Middle school students grill Winnipeg South Centre candidates on key election issues
Linden Meadows School students pose questions on environment, health, immigration for candidates
Questions about the environment, health and immigration were front and centre at Linden Meadows School Wednesday morning, as students got their chance to talk to three candidates for the federal Winnipeg South Centre seat.
The Wednesday morning hour-long panel discussion was organized to give roughly 80 students, ranging from grades 6 though 8, a chance to hear where political parties stand on key issues ahead of the Oct. 21 federal election.
"I feel really good about it," said student Kendra Pownall,13, who helped spearhead the event at the southwest Winnipeg school. "I think we did … the best we could do, and I think it turned out better than I expected."
All candidates running in Winnipeg South Centre were invited and three showed up, including Liberal incumbent Jim Carr, NDP candidate Elizabeth Shearer and Jane MacDiarmid, who is the candidate for the People's Party of Canada.
Joyce Bateman is also running in the riding for the Conservatives, James Beddome is running for the Green Party and Linda Marynuk is running for the Christian Heritage Party.
Morley Anderson, 13, took the opportunity to ask candidates their opinion on whether they thought last week's climate strike was effective.
"For the most part I did find them to be really inspiring, especially with our NDP and Liberals saying that they went in support" to last Friday's climate march, which was attended by an estimated 10,000 to 12,000 Manitobans and was part of climate strikes around the world.
The Grade 8 student said she was disappointed, though, to hear MacDiarmid say the People's Party of Canada does not perceive climate change to be an authentic concern.
"Unfortunately, I was a bit irritated when we had the response that there was no climate crisis.
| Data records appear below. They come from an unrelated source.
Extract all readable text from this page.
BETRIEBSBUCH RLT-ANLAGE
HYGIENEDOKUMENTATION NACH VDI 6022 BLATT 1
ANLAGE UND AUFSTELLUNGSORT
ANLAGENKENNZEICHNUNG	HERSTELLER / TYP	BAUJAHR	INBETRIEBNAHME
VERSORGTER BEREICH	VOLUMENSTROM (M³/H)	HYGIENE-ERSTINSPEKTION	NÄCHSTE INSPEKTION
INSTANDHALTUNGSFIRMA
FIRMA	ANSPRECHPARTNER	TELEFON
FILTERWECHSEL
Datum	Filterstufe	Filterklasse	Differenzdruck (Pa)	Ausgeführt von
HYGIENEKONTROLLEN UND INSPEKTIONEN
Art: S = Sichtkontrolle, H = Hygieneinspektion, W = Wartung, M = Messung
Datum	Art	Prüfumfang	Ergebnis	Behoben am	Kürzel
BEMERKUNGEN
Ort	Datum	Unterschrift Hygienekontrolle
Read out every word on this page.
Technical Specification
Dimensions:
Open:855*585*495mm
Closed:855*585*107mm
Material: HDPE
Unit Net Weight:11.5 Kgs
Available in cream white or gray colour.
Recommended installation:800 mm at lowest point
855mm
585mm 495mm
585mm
Because there is a climate crisis and we're all in the middle of it, and it's our future."
While some questions focused on the issues, others focused on the campaign.
Andrew Nesbitt, 13, asked how parties decide on their platforms.
"I love politics," he said, noting that his uncle, Greg Nesbitt, recently won the Riding Mountain seat for the Progressive Conservatives in last month's provincial election.
"It's just cool to know what they have to go through to get their platforms, and what they're going to pitch for people to know."
Teacher Colleen Nelson helped students organize the event. She said it was the first time the school has held a panel like this, but she'd like to see it happen again.
"I was just blown away by the depth of the questions," said the Grade 8 language arts and social studies teacher.
"We talk a lot when we do inquiry work about a deep-thinking question, and so many of them were going there and they weren't afraid. They weren't trying to be polite, necessarily — they were really curious about what some of these parties felt about things."
Andrei Chicatun, 13, said while he knows it will still be a while before he can vote, events like this allow youth to have a voice in politics.
"I think it's important because then the general public who can vote knows what the youth … [are] thinking, and what they think should happen."